Ces convocations relancent l’espoir d’une vérité judiciaire longtemps attendue par la population haïtienne, dans un pays où l’impunité gangrène depuis des décennies les institutions publiques. Pourtant, les obstacles restent nombreux. Plusieurs des convoqués se trouvent à l’étranger, et certains, comme Dimitri Hérard, échappent toujours à la justice haïtienne après une évasion spectaculaire en mars 2024.

Cette nouvelle phase de l’instruction intervient dans un climat sécuritaire et politique toujours délétère. Les relations entre les factions politiques, les institutions judiciaires, et les acteurs de la communauté internationale restent tendues, alors que le dossier Moïse est devenu un symbole de l’effondrement de l’État de droit en Haïti.

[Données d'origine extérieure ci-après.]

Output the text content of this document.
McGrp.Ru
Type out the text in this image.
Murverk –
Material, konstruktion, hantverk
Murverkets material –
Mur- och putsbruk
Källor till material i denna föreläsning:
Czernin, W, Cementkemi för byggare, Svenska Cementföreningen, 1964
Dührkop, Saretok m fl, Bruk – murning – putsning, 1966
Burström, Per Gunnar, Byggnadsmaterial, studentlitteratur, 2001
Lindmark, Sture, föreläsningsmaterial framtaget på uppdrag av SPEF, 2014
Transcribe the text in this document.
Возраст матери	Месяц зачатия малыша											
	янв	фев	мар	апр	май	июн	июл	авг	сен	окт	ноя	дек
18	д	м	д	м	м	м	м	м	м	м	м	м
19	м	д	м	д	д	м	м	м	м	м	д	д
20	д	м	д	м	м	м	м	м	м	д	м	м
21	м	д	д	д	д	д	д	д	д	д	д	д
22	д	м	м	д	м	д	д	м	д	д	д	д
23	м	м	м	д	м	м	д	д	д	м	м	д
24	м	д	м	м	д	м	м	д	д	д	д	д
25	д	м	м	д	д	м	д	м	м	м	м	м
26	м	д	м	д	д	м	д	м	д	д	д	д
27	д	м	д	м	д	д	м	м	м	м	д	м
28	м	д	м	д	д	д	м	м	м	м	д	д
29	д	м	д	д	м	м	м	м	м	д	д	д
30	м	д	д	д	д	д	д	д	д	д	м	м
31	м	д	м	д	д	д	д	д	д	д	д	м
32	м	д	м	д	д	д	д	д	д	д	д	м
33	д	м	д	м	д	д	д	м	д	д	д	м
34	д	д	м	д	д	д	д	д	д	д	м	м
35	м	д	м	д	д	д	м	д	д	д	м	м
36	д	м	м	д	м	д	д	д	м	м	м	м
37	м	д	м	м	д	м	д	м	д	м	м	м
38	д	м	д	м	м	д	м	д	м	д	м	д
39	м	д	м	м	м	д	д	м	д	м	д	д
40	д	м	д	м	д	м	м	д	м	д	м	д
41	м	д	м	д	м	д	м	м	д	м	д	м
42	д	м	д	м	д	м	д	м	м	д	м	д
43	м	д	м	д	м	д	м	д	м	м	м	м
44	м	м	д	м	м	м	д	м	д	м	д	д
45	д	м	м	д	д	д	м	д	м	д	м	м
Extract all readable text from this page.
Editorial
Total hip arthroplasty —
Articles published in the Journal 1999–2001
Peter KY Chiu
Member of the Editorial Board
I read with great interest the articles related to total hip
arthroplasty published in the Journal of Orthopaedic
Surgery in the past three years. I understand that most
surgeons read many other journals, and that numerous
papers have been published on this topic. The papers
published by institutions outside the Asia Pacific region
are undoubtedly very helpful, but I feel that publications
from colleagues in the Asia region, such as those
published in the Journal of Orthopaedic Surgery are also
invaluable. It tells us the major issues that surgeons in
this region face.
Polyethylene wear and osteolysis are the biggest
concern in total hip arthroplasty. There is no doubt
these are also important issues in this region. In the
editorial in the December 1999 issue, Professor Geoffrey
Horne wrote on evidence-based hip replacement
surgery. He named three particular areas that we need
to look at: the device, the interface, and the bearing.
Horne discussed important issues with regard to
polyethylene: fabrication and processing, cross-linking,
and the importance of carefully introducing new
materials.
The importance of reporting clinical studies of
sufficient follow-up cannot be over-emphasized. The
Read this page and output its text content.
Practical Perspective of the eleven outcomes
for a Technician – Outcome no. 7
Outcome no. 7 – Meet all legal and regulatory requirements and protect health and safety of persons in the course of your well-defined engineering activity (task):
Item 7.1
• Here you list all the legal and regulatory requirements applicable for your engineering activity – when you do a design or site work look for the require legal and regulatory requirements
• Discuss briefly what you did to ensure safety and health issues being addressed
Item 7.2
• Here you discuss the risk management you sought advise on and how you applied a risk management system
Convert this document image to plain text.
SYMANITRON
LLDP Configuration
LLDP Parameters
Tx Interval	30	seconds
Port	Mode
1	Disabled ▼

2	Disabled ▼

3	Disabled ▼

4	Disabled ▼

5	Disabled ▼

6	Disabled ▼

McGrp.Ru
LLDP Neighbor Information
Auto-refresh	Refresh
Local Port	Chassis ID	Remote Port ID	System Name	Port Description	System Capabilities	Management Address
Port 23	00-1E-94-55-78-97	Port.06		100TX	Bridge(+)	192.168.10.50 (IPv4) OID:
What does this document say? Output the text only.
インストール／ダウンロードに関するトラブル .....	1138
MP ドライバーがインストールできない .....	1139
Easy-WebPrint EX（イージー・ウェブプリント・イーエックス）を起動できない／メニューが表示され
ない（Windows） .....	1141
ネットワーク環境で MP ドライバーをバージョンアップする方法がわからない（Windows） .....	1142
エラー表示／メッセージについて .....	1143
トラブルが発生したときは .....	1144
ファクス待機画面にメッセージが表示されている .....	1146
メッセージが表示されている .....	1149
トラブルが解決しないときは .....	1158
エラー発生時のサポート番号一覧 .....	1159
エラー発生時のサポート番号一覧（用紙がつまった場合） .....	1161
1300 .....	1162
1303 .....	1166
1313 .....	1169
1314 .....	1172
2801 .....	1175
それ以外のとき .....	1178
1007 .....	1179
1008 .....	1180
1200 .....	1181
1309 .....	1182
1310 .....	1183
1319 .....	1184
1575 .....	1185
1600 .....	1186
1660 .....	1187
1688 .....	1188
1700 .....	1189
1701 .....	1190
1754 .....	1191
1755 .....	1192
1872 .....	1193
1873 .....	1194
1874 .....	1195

Les regards sont tournés vers la justice haïtienne, qui doit démontrer sa capacité à enquêter sur ses élites, dans un contexte où la collusion entre politique, sécurité et réseaux criminels demeure une réalité difficile à écarter. Pour de nombreux observateurs, l’assassinat de Jovenel Moïse ne saurait se résumer à l’intervention de mercenaires étrangers : il s’inscrit dans une architecture de trahisons internes et de luttes de pouvoir, dont l’audition des figures politiques pourrait révéler les rouages.

Si la présence effective des convoqués demeure incertaine, en raison de l’absence de garanties sécuritaires et des risques politiques, le signal envoyé par la justice est fort : aucun nom, aussi prestigieux soit-il, ne doit échapper à la vérité.